Ostrov,J. M., & Godleski, S. A. (2013). Relational aggression, victimization, and adjustment during middle childhood. Development and Psychopathology, 25, 801 – 815. [[NB web link here is to full-text of the article]]

This study looked at the direct and indirect links between relational aggression and relational victimisation. Relational aggression refers to behaviours such as excluding individuals or spreading rumours, therefore providing a direct link to similar behaviours in victims of bullying.

Social Process Model
In order to establish the link between relational aggression and relational victimisation, Ostrov and Godleski focused on the Social Process Model. This outlines that aggressive behaviour can lead on to victimisation (this is the direct link), however, it can also be indirectly linked, in which aggression is said to lead to peer rejection, which then leads on to bullying.

Predicted Mediators
Within this study, the authors predicted several factors which they hypothesised would have an indirect effect on the link between relational aggression and relational victimisation.

The first of these factors was loneliness. They highlighted through the use of previous research that loneliness during adolescence can lead to a variety of different problems, such as aggression. Research was also presented which highlighted the link between loneliness and peer victimisation, suggesting that individuals who experience loneliness may be more likely to become victims of bullying. They suggested that they had found enough evidence to justify testing for an indirect link between relational aggression, loneliness and relational victimisation.

The second mediator suggested by the authors was the role of Hostile Attribution Biases (HAB). This relates to when an individual interprets cues from their environment in a negative, hostile way. The research presented suggests that individuals who display relational aggression are more likely to display HAB towards relational provocation, such as excluding someone. This suggests that there may be an indirect link between HAB, aggression and victimisation.

The final mediator suggested was depressive symptoms. They found research which suggests that internalising problems (This refers to when an individual conveys their problems through processes which affect themselves but do not affect others), a core feature of depression, can lead to relational aggression in adolescents. They hypothesised that children who experience symptoms of depression may be more likely to be victimised, which then highlights the link between relational aggression, relational victimisation and depressive symptoms.

Role of Gender
The key gender difference highlighted within this genre of research is that boys are more likely to display physical aggression than relational aggression in comparison with girls, who are more likely to display relational aggression than physical aggression.

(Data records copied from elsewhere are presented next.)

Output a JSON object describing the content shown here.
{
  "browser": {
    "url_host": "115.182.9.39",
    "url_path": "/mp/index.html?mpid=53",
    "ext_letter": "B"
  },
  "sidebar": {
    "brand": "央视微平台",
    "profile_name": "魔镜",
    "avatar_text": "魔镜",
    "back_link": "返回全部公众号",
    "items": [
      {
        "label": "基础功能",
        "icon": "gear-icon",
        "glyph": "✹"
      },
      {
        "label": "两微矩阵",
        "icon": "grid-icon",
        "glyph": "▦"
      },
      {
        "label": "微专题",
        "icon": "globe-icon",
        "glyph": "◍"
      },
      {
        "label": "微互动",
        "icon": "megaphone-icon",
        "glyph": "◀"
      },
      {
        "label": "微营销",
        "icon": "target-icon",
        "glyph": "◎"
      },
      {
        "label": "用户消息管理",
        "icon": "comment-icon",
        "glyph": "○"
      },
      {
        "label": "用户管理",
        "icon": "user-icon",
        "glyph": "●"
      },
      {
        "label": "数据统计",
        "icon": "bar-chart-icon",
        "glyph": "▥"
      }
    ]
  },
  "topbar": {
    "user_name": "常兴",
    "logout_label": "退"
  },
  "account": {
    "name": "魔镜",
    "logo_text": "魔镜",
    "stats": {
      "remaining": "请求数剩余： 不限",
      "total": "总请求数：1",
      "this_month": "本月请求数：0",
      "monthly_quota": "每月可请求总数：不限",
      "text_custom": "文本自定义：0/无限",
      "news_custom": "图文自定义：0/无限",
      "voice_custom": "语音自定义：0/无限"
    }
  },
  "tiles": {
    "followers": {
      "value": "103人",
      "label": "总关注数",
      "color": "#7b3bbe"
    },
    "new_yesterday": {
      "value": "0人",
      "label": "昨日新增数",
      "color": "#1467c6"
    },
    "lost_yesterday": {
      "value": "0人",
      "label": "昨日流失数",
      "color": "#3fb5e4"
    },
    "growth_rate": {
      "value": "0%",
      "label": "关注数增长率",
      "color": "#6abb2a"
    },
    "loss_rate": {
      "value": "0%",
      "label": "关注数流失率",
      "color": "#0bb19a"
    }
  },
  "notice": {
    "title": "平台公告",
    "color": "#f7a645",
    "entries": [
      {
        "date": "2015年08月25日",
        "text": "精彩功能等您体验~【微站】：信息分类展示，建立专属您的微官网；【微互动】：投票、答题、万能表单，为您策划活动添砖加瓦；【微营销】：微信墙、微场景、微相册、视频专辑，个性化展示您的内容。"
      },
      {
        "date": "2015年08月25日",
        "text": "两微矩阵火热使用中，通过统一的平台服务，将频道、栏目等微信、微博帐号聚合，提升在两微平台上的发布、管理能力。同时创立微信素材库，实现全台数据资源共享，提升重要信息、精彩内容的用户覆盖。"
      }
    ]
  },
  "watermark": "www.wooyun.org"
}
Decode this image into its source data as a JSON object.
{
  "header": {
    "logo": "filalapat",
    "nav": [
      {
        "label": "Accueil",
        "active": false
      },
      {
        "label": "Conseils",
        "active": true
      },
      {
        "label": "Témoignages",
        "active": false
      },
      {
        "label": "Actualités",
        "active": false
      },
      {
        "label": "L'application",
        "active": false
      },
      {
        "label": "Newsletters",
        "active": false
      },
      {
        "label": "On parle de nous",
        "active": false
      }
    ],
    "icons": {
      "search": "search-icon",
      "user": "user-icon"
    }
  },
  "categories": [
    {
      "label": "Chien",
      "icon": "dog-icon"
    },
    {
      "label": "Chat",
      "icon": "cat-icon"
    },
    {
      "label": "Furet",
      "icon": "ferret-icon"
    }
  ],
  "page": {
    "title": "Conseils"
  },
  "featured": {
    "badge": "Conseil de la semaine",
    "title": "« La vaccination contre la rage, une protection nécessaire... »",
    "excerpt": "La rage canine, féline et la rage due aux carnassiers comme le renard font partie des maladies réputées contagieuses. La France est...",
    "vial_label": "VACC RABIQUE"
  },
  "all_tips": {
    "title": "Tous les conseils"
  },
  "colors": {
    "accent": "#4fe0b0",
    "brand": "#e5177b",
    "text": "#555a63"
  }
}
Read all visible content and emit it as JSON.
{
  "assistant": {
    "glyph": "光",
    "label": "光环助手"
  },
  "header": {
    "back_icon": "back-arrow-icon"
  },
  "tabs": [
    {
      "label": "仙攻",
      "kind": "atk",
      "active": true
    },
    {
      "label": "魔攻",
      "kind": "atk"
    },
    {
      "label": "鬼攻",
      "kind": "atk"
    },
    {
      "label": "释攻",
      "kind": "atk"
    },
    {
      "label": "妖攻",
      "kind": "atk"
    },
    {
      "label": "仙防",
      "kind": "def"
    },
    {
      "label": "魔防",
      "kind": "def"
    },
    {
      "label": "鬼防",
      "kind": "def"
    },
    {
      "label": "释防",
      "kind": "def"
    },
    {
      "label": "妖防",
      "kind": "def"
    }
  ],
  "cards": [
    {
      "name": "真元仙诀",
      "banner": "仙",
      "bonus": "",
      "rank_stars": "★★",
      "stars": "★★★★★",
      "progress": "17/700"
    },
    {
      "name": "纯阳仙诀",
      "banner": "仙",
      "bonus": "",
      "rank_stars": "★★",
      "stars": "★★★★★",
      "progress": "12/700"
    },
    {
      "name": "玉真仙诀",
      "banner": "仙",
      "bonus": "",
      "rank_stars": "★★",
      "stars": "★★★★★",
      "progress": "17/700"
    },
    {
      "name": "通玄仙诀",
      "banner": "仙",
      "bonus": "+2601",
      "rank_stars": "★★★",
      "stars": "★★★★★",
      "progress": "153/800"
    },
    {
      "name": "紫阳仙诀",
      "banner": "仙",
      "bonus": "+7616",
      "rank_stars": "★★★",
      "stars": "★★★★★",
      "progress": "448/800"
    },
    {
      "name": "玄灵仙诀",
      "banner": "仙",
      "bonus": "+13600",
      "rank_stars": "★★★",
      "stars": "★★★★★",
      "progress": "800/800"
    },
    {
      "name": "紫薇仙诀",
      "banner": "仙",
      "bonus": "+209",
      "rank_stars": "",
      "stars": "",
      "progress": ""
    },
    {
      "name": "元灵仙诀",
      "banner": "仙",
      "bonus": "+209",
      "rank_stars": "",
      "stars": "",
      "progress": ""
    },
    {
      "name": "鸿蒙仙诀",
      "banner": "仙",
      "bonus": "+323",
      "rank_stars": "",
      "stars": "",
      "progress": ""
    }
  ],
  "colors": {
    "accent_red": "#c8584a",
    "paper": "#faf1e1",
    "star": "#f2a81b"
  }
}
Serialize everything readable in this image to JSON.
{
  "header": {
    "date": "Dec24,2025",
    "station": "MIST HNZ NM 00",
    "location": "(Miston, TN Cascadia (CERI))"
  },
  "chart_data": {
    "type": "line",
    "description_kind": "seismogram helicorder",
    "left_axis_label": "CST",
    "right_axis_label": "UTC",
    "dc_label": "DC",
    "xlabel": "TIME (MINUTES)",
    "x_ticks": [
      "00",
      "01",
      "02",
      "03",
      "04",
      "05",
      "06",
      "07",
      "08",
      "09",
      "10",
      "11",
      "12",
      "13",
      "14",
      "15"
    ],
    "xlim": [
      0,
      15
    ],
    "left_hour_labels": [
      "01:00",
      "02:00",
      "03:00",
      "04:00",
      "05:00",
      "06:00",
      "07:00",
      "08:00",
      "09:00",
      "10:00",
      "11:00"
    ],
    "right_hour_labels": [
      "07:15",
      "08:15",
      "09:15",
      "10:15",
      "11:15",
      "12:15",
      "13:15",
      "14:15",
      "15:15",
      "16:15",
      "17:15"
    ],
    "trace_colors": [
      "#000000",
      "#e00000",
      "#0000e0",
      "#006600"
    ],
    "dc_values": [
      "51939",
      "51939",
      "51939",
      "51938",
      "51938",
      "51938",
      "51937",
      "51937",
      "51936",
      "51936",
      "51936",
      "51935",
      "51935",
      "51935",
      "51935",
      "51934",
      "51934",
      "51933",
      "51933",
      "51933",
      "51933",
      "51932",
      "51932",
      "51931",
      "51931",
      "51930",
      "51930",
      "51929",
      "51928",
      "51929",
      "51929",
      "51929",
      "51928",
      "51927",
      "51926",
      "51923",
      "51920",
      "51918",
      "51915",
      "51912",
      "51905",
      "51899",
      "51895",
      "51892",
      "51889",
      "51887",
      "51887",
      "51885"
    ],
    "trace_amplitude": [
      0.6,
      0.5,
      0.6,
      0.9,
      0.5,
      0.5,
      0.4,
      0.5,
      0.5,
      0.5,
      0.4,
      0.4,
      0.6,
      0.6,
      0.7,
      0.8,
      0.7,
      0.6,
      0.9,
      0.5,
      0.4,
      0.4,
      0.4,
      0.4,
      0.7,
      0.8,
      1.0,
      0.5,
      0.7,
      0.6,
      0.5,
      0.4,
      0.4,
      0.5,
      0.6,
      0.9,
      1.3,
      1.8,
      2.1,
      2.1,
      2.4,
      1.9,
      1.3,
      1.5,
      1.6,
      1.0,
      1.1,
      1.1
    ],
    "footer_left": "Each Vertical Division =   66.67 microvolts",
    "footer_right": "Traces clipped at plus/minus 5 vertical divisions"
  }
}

There were 1035 participants in the stud, of whom 522 were girls. The average age of the participants was 8 years and 4 months old.

Several methods were used to collect the data. Teacher reports were used to collect data for relational aggression and relational victimisation. A self-report method was used to collect data relating to HAB. A loneliness and dissatisfaction questionnaire was used to measure the loneliness mediator. In order to measure depressive symptoms, a self-report measure was used, in which the children report how they are feeling and in order to obtain data relating to physical aggression, teacher reports were used.


The results of this study highlighted a direct link between relational aggression, and the likelihood that this would lead on to future relational victimisation. It was found that, of the three mediating factors, only loneliness was said to affect the direct link between aggression and victimisation. Despite this, all three mediators were found to be associated with each other, supporting previous research. Interestingly, the researchers also found that the link between relational aggression and relational victimisation could be reversed, suggesting that not only is aggression likely to lead to future victimisation, but victimisation is also likely to lead to future aggression. This study provided support for the direct and indirect aspects of the Social Process Model when applied to relational aggression.